23 April 2014

Jury issues Verdict in Texas Trial

In one of the first hydraulic fracturing lawsuits to go to verdict, a Dallas jury awarded a Texas family $2.925 million against Aruba Petroleum, Inc. (Parr, et al. v. Aruba Petroleum Inc., CC-11-01650-E, in the County Court at Law No. 5 of Dallas County). As we noted in our previus posting, the Parr family, which had actually sought $9 million, alleged that Aruba’s fracturing of the Barnett Shale Deposit exposed them to hazardous gases, chemicals and industrial waste – causing various illnesses. With other parties having settled or been dismissed and the Parr’s other claims dismissed, at trial the jury was left to decide the Parr’s trespass and nuisance claims.

The jury, in a 5 to 1 vote, held that Aruba intentionally created a private nuisance. Interestingly, it neither found that Aruba’s conduct was abnormal or out-of-place with surrounding activities, nor that any exemplary damages were justified.
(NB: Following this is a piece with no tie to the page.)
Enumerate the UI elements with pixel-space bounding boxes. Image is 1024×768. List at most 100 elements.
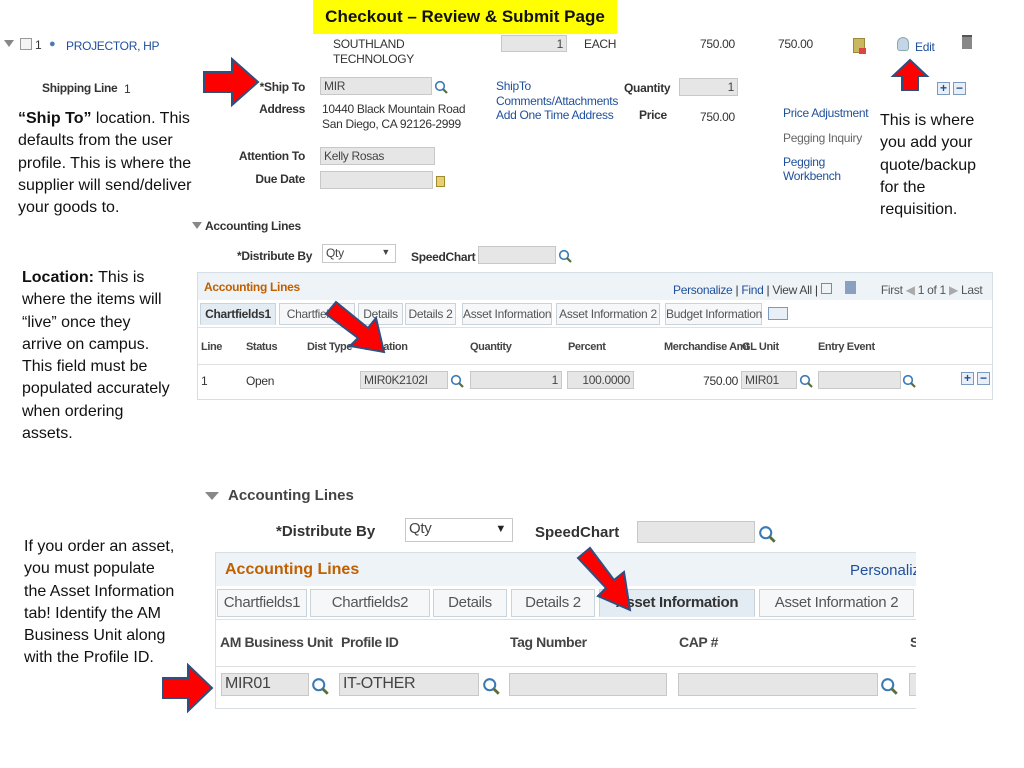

The total damages award was reportedly divided as follows: (a) loss of market value to the subject property ($275,000); (b) past physical pain and suffering ($2,000,000); (c) future physical pain and suffering ($250,000); and (d) past mental anguish ($400,000). What will be perhaps most interesting for those watching this early case from a key fracturing jurisdiction is whether the verdict actually holds up after likely post-trial motions and appeal. Will the Parrs defeat challenges that insufficient evidence existed proving their claimed injuries did not pre-exist Aruba’s drilling? Are the future damages too speculative as a matter of law? Can the physical pain and suffering award be legally sustained without the support of adequate expert testimony? Will the liability finding stand given the jury’s holding that Aruba’s conduct was neither abnormal nor out-of-place — especially as Aruba’s wells’ emissions were reportedly within applicable air quality limits?

By the time of our next report, we hope to know the answers to some of these questions, and perhaps begin to see whether this particular verdict, and any post-trial alterations, affect future cases.